Two outages was observed. No kernel message, no log event. ix0 stop communicating, looking still up. Ifconfig up/down did resolve this issue. May be bad network card, if nobody have this problem ?
looks like 235524 for me. the igb interface will not survive iperf3 -t 300 for me.
Yes, agree. I have added the second X520 card, there is very low traffic (about some MBits) and no problem observed here. This timeout behavior probably depends on traffic. I.E. high traffic = problem.
Some new information. Kernel patched to P3. May be not problem in Intel driver. I change Intel NIC to Mellanox ConnectX4 NIC to wish solve traffic outages. There is running cron script to test connectivity to gateway an down/up interface.
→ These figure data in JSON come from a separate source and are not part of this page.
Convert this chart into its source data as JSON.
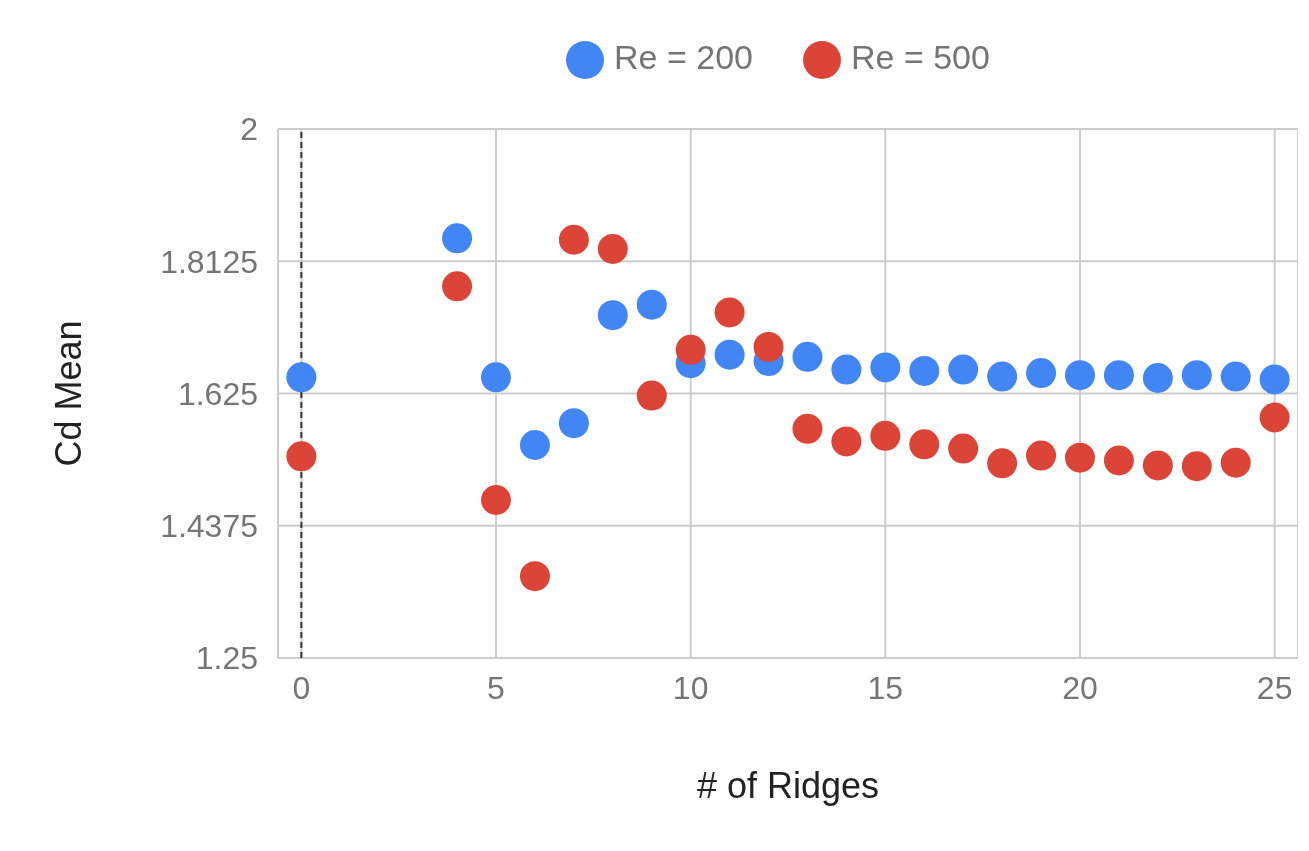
{
  "chart_data": {
    "type": "scatter",
    "xlabel": "# of Ridges",
    "ylabel": "Cd Mean",
    "series": [
      {
        "name": "Re = 200",
        "color": "#4285f4",
        "x": [
          0,
          4,
          5,
          6,
          7,
          8,
          9,
          10,
          11,
          12,
          13,
          14,
          15,
          16,
          17,
          18,
          19,
          20,
          21,
          22,
          23,
          24,
          25
        ],
        "values": [
          1.648,
          1.845,
          1.648,
          1.552,
          1.583,
          1.736,
          1.751,
          1.668,
          1.68,
          1.671,
          1.677,
          1.659,
          1.662,
          1.657,
          1.659,
          1.649,
          1.654,
          1.651,
          1.651,
          1.647,
          1.651,
          1.649,
          1.645
        ]
      },
      {
        "name": "Re = 500",
        "color": "#db4437",
        "x": [
          0,
          4,
          5,
          6,
          7,
          8,
          9,
          10,
          11,
          12,
          13,
          14,
          15,
          16,
          17,
          18,
          19,
          20,
          21,
          22,
          23,
          24,
          25
        ],
        "values": [
          1.536,
          1.777,
          1.474,
          1.366,
          1.843,
          1.83,
          1.622,
          1.687,
          1.74,
          1.691,
          1.575,
          1.557,
          1.565,
          1.553,
          1.547,
          1.526,
          1.537,
          1.534,
          1.53,
          1.523,
          1.522,
          1.527,
          1.591
        ]
      }
    ],
    "xlim": [
      -0.6,
      25.6
    ],
    "xticks": [
      0,
      5,
      10,
      15,
      20,
      25
    ],
    "ylim": [
      1.25,
      2
    ],
    "yticks": [
      1.25,
      1.4375,
      1.625,
      1.8125,
      2
    ],
    "ref_lines": [
      {
        "axis": "x",
        "value": 0,
        "color": "#333333",
        "line_style": "dashed"
      }
    ],
    "grid": true,
    "legend": "top",
    "marker": "circle"
  }
}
Log attached: Fri Apr 10 19:57:13 CEST 2020 interface ix0 restart Fri Apr 10 20:38:13 CEST 2020 interface ix0 restart Sat Apr 11 17:45:13 CEST 2020 interface ix0 restart Sat Apr 11 20:00:13 CEST 2020 interface ix0 restart Sat Apr 11 20:30:13 CEST 2020 interface ix0 restart Sun Apr 12 19:16:13 CEST 2020 interface ix0 restart Sun Apr 12 20:30:13 CEST 2020 interface ix0 restart Sun Apr 26 00:27:13 CEST 2020 interface mce0 restart Sun Apr 26 04:48:13 CEST 2020 interface mce0 restart Sun Apr 26 11:12:13 CEST 2020 interface mce0 restart Wed Apr 29 21:27:13 CEST 2020 interface mce0 restart Wed Apr 29 21:33:13 CEST 2020 interface mce0 restart After changing network card from Apr 12 to Apr 26 no problems appears. But from Apr 26 on the Mellanox card traffic not stop, but 80% packet loss appear. Interface down/up solve this issue, like in Intel case. Other servers in my network have connectivity to gateway O.K., there is no connectivity/switch issues. Traffic max about 1,3GBit/s on the NIC. On Mellanox NIC this log event appear "arpresolve: can't allocate llinfo for xxx.xxx.xxx.xxx on mce0" Jiri
Please reopen if you think there is still an issue with ixgbe.